Johansson’s nameless protagonist dons the clothes of a dead woman and proceeds to navigate the urban sprawl of Glasgow, striking up conversations with handsome young men along the way (with many being unwitting participants who failed to recognize the actress beneath a brown wig and British accent). The moment any of them suggest that they’re meeting up with someone else, she takes off. However, she gladly offers a ride to lonelier souls, luring them back to her cottage on the outskirts of town where they would seem to be trapped and harvested for their meat -- a fate suggested by any number of abstractly grotesque shots worthy of the director’s background in music videos.
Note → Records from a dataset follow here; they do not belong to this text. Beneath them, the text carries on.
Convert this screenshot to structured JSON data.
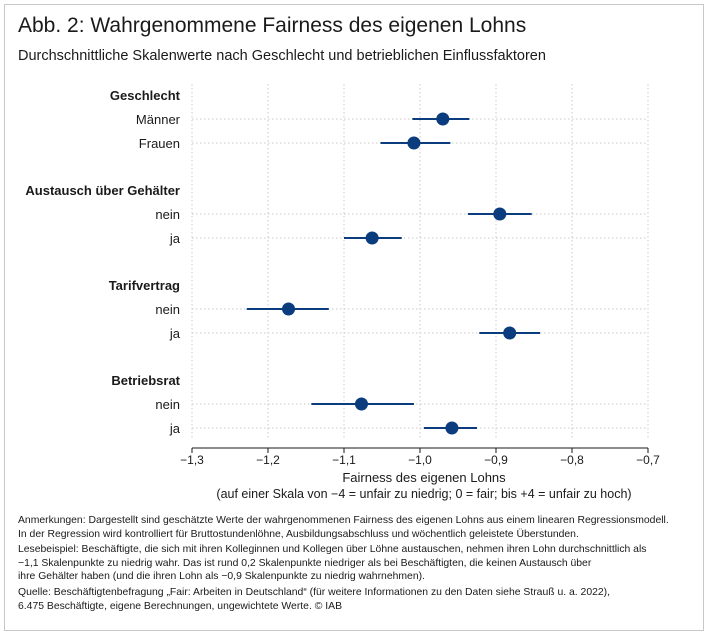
{
  "header": {
    "title": "Abb. 2: Wahrgenommene Fairness des eigenen Lohns",
    "subtitle": "Durchschnittliche Skalenwerte nach Geschlecht und betrieblichen Einflussfaktoren"
  },
  "chart_data": {
    "type": "scatter",
    "subtype": "dot-and-whisker",
    "xlim": [
      -1.3,
      -0.7
    ],
    "x_ticks": [
      "−1,3",
      "−1,2",
      "−1,1",
      "−1,0",
      "−0,9",
      "−0,8",
      "−0,7"
    ],
    "x_tick_values": [
      -1.3,
      -1.2,
      -1.1,
      -1.0,
      -0.9,
      -0.8,
      -0.7
    ],
    "xlabel": "Fairness des eigenen Lohns",
    "xlabel_note": "(auf einer Skala von −4 = unfair zu niedrig; 0 = fair; bis +4 = unfair zu hoch)",
    "grid": true,
    "color": "#0b3c7d",
    "groups": [
      {
        "name": "Geschlecht",
        "items": [
          {
            "label": "Männer",
            "value": -0.97,
            "ci": [
              -1.01,
              -0.935
            ]
          },
          {
            "label": "Frauen",
            "value": -1.008,
            "ci": [
              -1.052,
              -0.96
            ]
          }
        ]
      },
      {
        "name": "Austausch über Gehälter",
        "items": [
          {
            "label": "nein",
            "value": -0.895,
            "ci": [
              -0.937,
              -0.853
            ]
          },
          {
            "label": "ja",
            "value": -1.063,
            "ci": [
              -1.1,
              -1.024
            ]
          }
        ]
      },
      {
        "name": "Tarifvertrag",
        "items": [
          {
            "label": "nein",
            "value": -1.173,
            "ci": [
              -1.228,
              -1.12
            ]
          },
          {
            "label": "ja",
            "value": -0.882,
            "ci": [
              -0.922,
              -0.842
            ]
          }
        ]
      },
      {
        "name": "Betriebsrat",
        "items": [
          {
            "label": "nein",
            "value": -1.077,
            "ci": [
              -1.143,
              -1.008
            ]
          },
          {
            "label": "ja",
            "value": -0.958,
            "ci": [
              -0.995,
              -0.925
            ]
          }
        ]
      }
    ]
  },
  "notes": {
    "anmerkungen": [
      "Anmerkungen: Dargestellt sind geschätzte Werte der wahrgenommenen Fairness des eigenen Lohns aus einem linearen Regressionsmodell.",
      "In der Regression wird kontrolliert für Bruttostundenlöhne, Ausbildungsabschluss und wöchentlich geleistete Überstunden."
    ],
    "lesebeispiel": [
      "Lesebeispiel: Beschäftigte, die sich mit ihren Kolleginnen und Kollegen über Löhne austauschen, nehmen ihren Lohn durchschnittlich als",
      "−1,1 Skalenpunkte zu niedrig wahr. Das ist rund 0,2 Skalenpunkte niedriger als bei Beschäftigten, die keinen Austausch über",
      "ihre Gehälter haben (und die ihren Lohn als −0,9 Skalenpunkte zu niedrig wahrnehmen)."
    ],
    "quelle": [
      "Quelle: Beschäftigtenbefragung „Fair: Arbeiten in Deutschland“ (für weitere Informationen zu den Daten siehe Strauß u. a. 2022),",
      "6.475 Beschäftigte, eigene Berechnungen, ungewichtete Werte.  © IAB"
    ]
  }
}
Every time we return to that inky black void, we get a further glimpse into this process, and every time that she returns to stalking the streets, we get a better sense of this predator’s own burgeoning humanity, to the point where an encounter with a deformed man yields remarkable kindness, even if her character doesn’t realize it; he may be pinching himself to see if he’s dreaming, but this chap just happens to meet the basic criteria. However, her dormant sympathies soon pivot, and Glazer’s emphasis on urban male isolation is turned instead upon Johansson’s newly rogue operative as she ventures further into the Scottish countryside, a woman alone who’s never been a woman before.
Her superiors, mute bikers one and all, take on the appearance of men, and when she’s adhering to her implicit protocols, she flaunts her feminine wiles to ensnare her victims. In this regard alone, casting the gorgeous Johansson is a masterstroke, but the actress works wonders with the sparse dialogue and an often passive demeanor. From behind the wheel, the lights and shadows of the streets play upon her face like a blank canvas appearing alone against the pitch darkness of Daniel Landin’s lensing. Although the film’s second half is given to less alluring developments, Johansson carries it still with appropriate vulnerability and otherworldliness; those already on board through this point would be hard-pressed to look away.
Whether or not there’s much feeling to take away in the end is another story. Eerily scored throughout by Mica Levi, “Under the Skin” is a deliberately oblique piece of work that prizes rhythms and textures above hows and whys. If that very notion makes your skin crawl, then don’t bother, but more curious audiences may find that Glazer’s film does that well enough on its own.